Late last week, members of the Los Angeles Cannabis Commission voted in favor of asking the City Council to promptly adopt a motion that would enable authorities to padlock, barricade, or fence off properties that engage in unlicensed cannabis sales.
The Commission’s move Thursday evening was led by President Robert Ahn, who noted that, following another recent motion that enabled authorities to cut the water and power at non-compliant properties, some unlicensed operators simply used generators to stay in business.
“I think we have to do everything that we can as a city to try to put a dent into this problem,” said Ahn, pointing to safety, public health, and tax revenue issues rooted in the city’s rampant unlicensed cannabis sales.
“We have operators that have not been tested,” he continued. “You’ve got illegal operators that are selling to minors . . . Not to mention the loss of tax revenue. Every dollar spent at an illegal operation—that’s money that’s not coming into city coffers.”
Ahn also addressed the potential impact of unlicensed sales on those who have applied for the city’s social equity program, which prioritizes licensing individuals with low incomes who were subject to cannabis-related arrests in particular areas under prohibition.

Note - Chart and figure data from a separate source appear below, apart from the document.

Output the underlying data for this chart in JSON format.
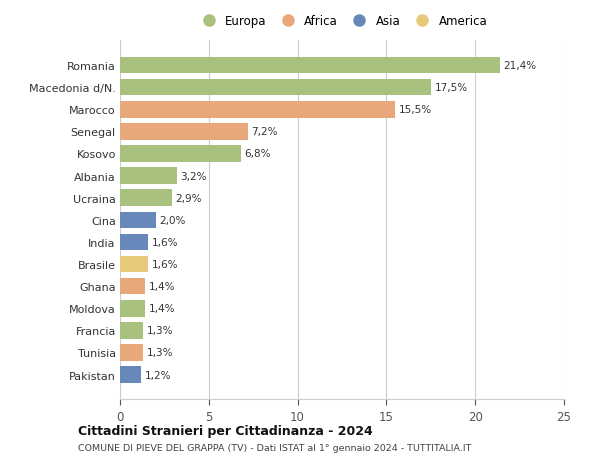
{
  "categories": [
    "Pakistan",
    "Tunisia",
    "Francia",
    "Moldova",
    "Ghana",
    "Brasile",
    "India",
    "Cina",
    "Ucraina",
    "Albania",
    "Kosovo",
    "Senegal",
    "Marocco",
    "Macedonia d/N.",
    "Romania"
  ],
  "values": [
    1.2,
    1.3,
    1.3,
    1.4,
    1.4,
    1.6,
    1.6,
    2.0,
    2.9,
    3.2,
    6.8,
    7.2,
    15.5,
    17.5,
    21.4
  ],
  "labels": [
    "1,2%",
    "1,3%",
    "1,3%",
    "1,4%",
    "1,4%",
    "1,6%",
    "1,6%",
    "2,0%",
    "2,9%",
    "3,2%",
    "6,8%",
    "7,2%",
    "15,5%",
    "17,5%",
    "21,4%"
  ],
  "colors": [
    "#6688bb",
    "#e8a87c",
    "#a8c17e",
    "#a8c17e",
    "#e8a87c",
    "#e8c97a",
    "#6688bb",
    "#6688bb",
    "#a8c17e",
    "#a8c17e",
    "#a8c17e",
    "#e8a87c",
    "#e8a87c",
    "#a8c17e",
    "#a8c17e"
  ],
  "legend_labels": [
    "Europa",
    "Africa",
    "Asia",
    "America"
  ],
  "legend_colors": [
    "#a8c17e",
    "#e8a87c",
    "#6688bb",
    "#e8c97a"
  ],
  "title1": "Cittadini Stranieri per Cittadinanza - 2024",
  "title2": "COMUNE DI PIEVE DEL GRAPPA (TV) - Dati ISTAT al 1° gennaio 2024 - TUTTITALIA.IT",
  "xlim": [
    0,
    25
  ],
  "xticks": [
    0,
    5,
    10,
    15,
    20,
    25
  ],
  "background_color": "#ffffff",
  "grid_color": "#cccccc",
  "bar_height": 0.75
}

Existing license holders are having a tough time grappling with unlicensed competitors, said Ahn, so when it comes to social equity applicants, “I wonder what kind of business environment we are sending them to.”
Before moving forward with a vote, other commission members raised questions about what barricading might look like, warning that such a move could ultimately contribute to the blight in already distressed communities.
Such details, said Ahn, have not been fleshed out. However, the “general concept” is that city officials will have another another enforcement tool at their disposal. Padlocks alone, he underscored, would be insufficient because these can be broken. “There is no silver bullet,” Ahn stressed. Crafty unlicensed operators will find “ways to circumvents these enforcement techniques, but I think what we can do, as a department, as a city, it to make it hard for these individuals to resume operations.”
Ultimately, the Commission voted in favor of expediting the motion, which will require the City Attorney to prepare a draft ordinance that creates a process for the city to move forward with the plan. The ordinance will also task the Los Angeles Police Department and the Department of Cannabis Regulation with identifying locations where unlicensed commercial cannabis business activity is taking place. With this information, the Department of Building and Safety will then move to secure the properties.
During the meeting’s public comment period, stakeholders took issue with current eligibility standards for the social equity program. Arlene Mejía, director of community affairs at the consulting firm Cannabis Advising Partners, indicated that she has personally recruited some fifty people in south and downtown Los Angeles to apply.
Through her work, said Mejía, she has identified several people who reside in the north and eastern part of the city who could potentially qualify based on their arrest records. However, because program eligibility is partly determined through residency in zip codes that, according to the city, were disproportionately targeted for enforcement under cannabis prohibition, these individuals will be unable to participate in the first round of social equity licensing, slated to start on September 3.
“I’m part of the 90012 downtown LA zip code that’s supposed to be expanded. I have many friends and people that I would love to see included in this program in [the] San Fernando Valley, Boyle Heights, Pacoima, the northeast and east LA. It’s really important that they’re included in this first round,” Mejía said.
Cat Packer, executive director of the city’s Department of Cannabis Regulation, addressed these concerns in a subsequent presentation, indicating that before any change can be made, the City Council must first adopt additional criteria based on an analysis. The City Council, she noted, has, in fact, “called out specific areas—Boyle Heights, the downtown area, the San Fernando Valley—” and asked for a second analysis to potentially expand the regions eligible for the social equity program.
But, in response to questions from Mejía and Commissioner Victor Narro, Packer made clear that the results of the second analysis will not be ready in time for applicants to participate in the third phase of retail licensing.
“There seems to be this assumption that, because there were many arrests that took place in these areas, it is inconceivable why this particular zip code qualified and another zip code didn’t,” she said. “The reality is that, when the analysis was done the first time . . . the data just did not show that cannabis arrests or convictions, which is what the scope of our analysis has been limited to, was occurring at a high rate in those particular communities.”
However, Packer said, in the “next several weeks to several months, there will be robust conversation about various eligibility criteria, and I actually intend to bring before this body a series of recommendations on how to reform [it],” both to ensure it meets its original purpose and to “allow more folks to participate.”